Im Iran drohen ihm Verhöre, Folter und Gefängnis

Ein Zurück gibt es für Mehdi Sajadi nicht. Im Iran würden ihm Verhöre, Folter und Gefängnis drohen. Er hat als Blogger kritische Artikel gegen die Regierung verfasst. „Sie benutzen die Religion als Keule gegen die Menschen“, sagt er. Die Massenproteste von 2009 hat Sajadi fotografiert und die Bilder im Internet veröffentlicht.

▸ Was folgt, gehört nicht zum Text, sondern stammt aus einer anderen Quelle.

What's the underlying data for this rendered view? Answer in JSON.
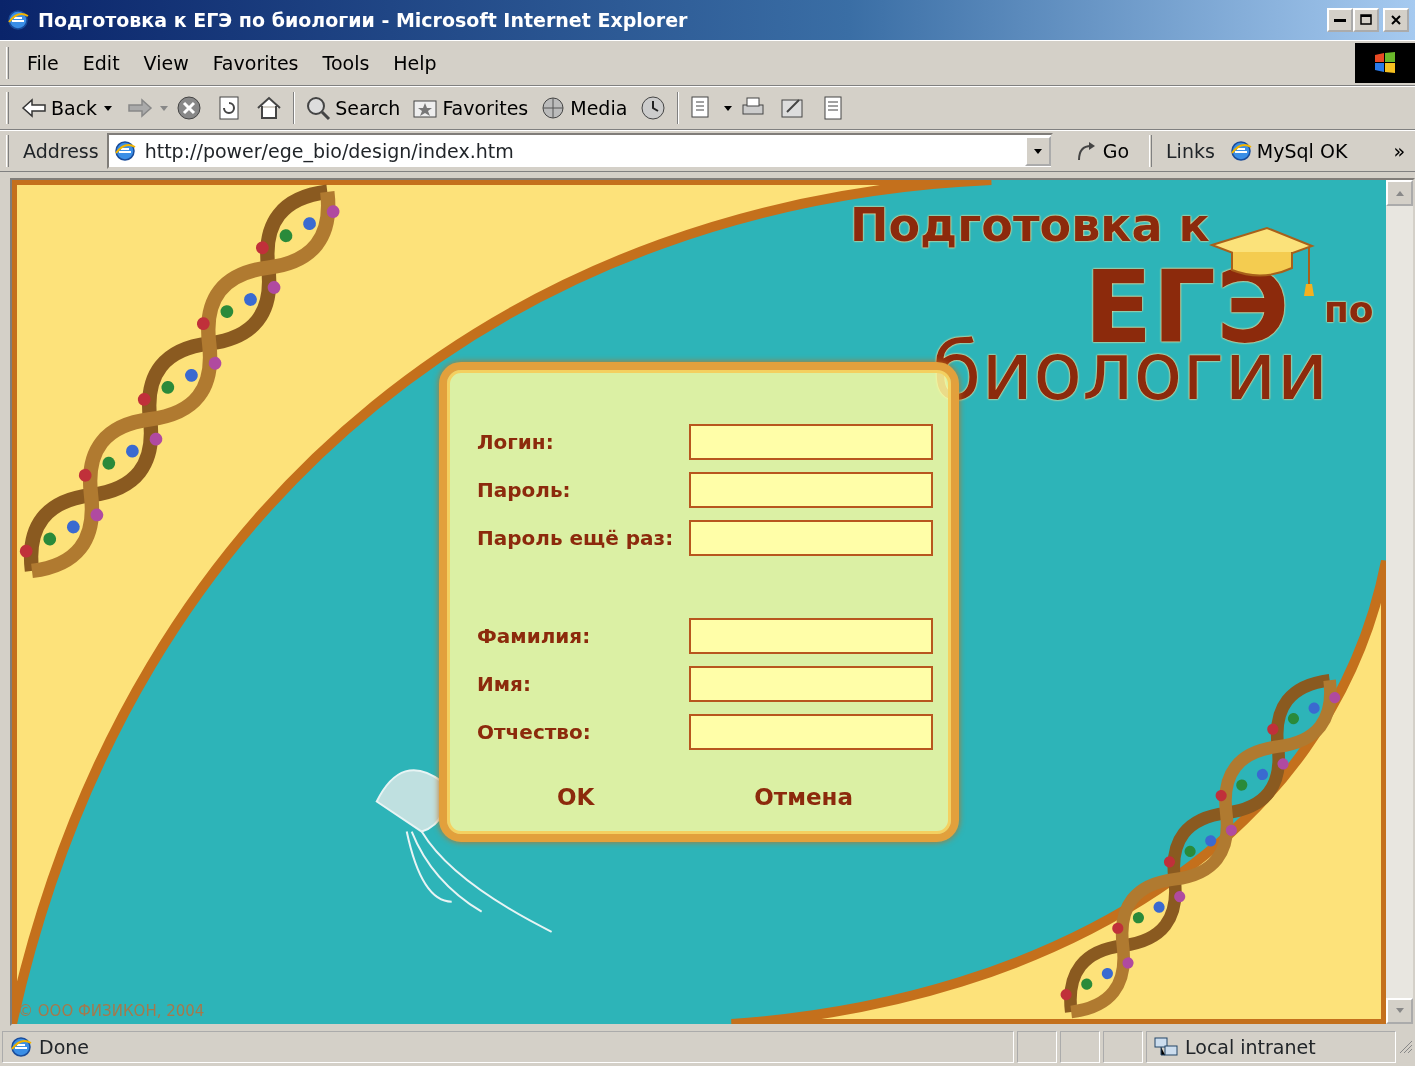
{
  "window": {
    "title": "Подготовка к ЕГЭ по биологии - Microsoft Internet Explorer"
  },
  "menu": [
    "File",
    "Edit",
    "View",
    "Favorites",
    "Tools",
    "Help"
  ],
  "toolbar": {
    "back": "Back",
    "search": "Search",
    "favorites": "Favorites",
    "media": "Media"
  },
  "address_bar": {
    "label": "Address",
    "url": "http://power/ege_bio/design/index.htm",
    "go": "Go",
    "links_label": "Links",
    "links": [
      "MySql OK"
    ],
    "more": "»"
  },
  "page": {
    "logo": {
      "line_1": "Подготовка к",
      "line_2": "ЕГЭ",
      "line_3": "по",
      "line_4": "биологии"
    },
    "account_fields": [
      {
        "label": "Логин:"
      },
      {
        "label": "Пароль:"
      },
      {
        "label": "Пароль ещё раз:"
      }
    ],
    "personal_fields": [
      {
        "label": "Фамилия:"
      },
      {
        "label": "Имя:"
      },
      {
        "label": "Отчество:"
      }
    ],
    "buttons": [
      "OK",
      "Отмена"
    ],
    "copyright": "© ООО ФИЗИКОН, 2004"
  },
  "status_bar": {
    "text": "Done",
    "zone": "Local intranet"
  }
}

Seine Flucht begann an dem Tag, an dem der Geheimdienst an die Tür des elterlichen Hauses in Teheran klopfte. „Ich bin über den Balkon geflohen und habe mich mehrere Monate lang versteckt.“ Immer wieder seien die Männer gekommen und hätten die Eltern nach ihrem verschwundenen Sohn gefragt. „Ich wollte zurück, aber mein Vater hat gesagt, ich soll das Land verlassen.“ 20 000 Euro haben die gefälschten Papiere für ihn, seine Schwester und den Schwager gekostet. Die Flucht führte zunächst auf einem Lkw in die Türkei. Von da aus ging es weiter über Österreich nach Deutschland.

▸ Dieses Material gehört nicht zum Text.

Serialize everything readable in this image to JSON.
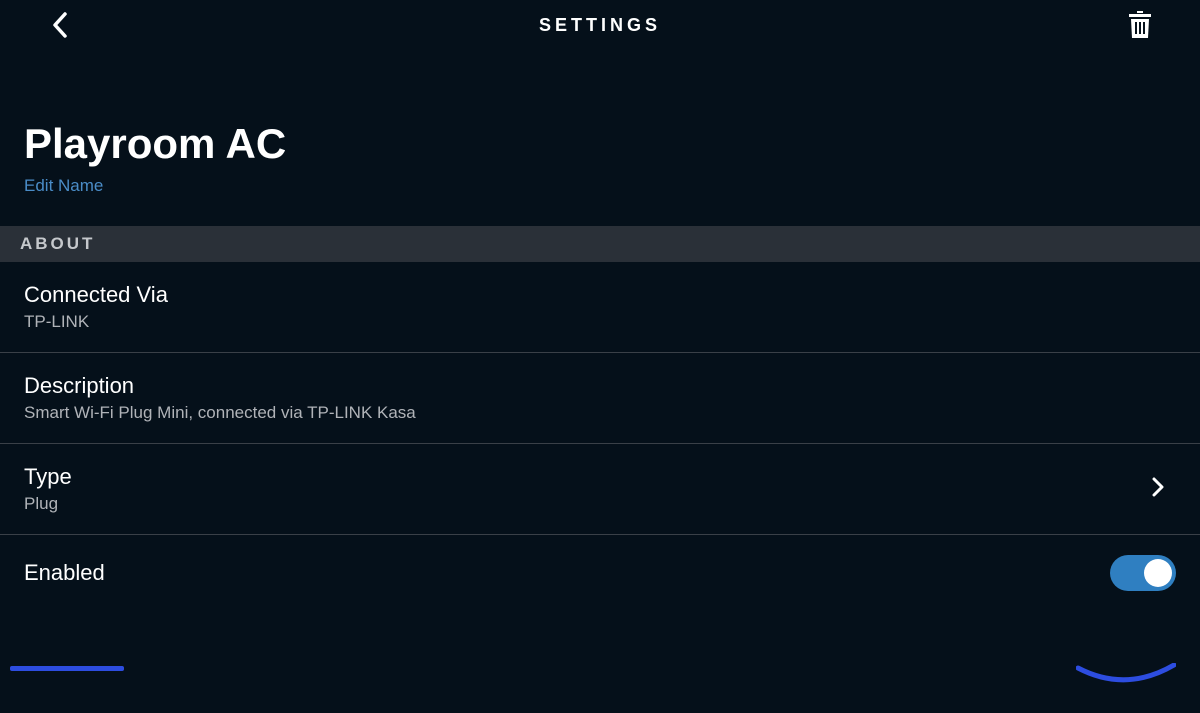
{
  "header": {
    "title": "SETTINGS"
  },
  "device": {
    "name": "Playroom AC",
    "edit_name_label": "Edit Name"
  },
  "about": {
    "section_label": "ABOUT",
    "items": [
      {
        "title": "Connected Via",
        "subtitle": "TP-LINK"
      },
      {
        "title": "Description",
        "subtitle": "Smart Wi-Fi Plug Mini, connected via TP-LINK Kasa"
      },
      {
        "title": "Type",
        "subtitle": "Plug"
      }
    ]
  },
  "enabled": {
    "label": "Enabled",
    "value": true
  }
}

Nach seiner Anerkennung würde Mehdi Sajadi gerne dauerhaft in Würzburg bleiben, dort zunächst einen Deutschkurs ­machen, später vielleicht studieren. „Ich möchte ein normales Leben führen“, sagt der Iraner. Auch seine politische Arbeit möchte er unbedingt fortsetzen: „Ich will nicht nur den Pass, sondern mich auch für andere einsetzen. Für alle soll das gleiche Recht gelten.“ Am Dienstag musste Mehdi Sajadi wegen der Residenzpflicht erst einmal von Würzburg zurück ins Asylbewerberheim nach Augsburg, wo der 24-Jährige auf die nächste Wendung in seinem bewegten Leben wartet.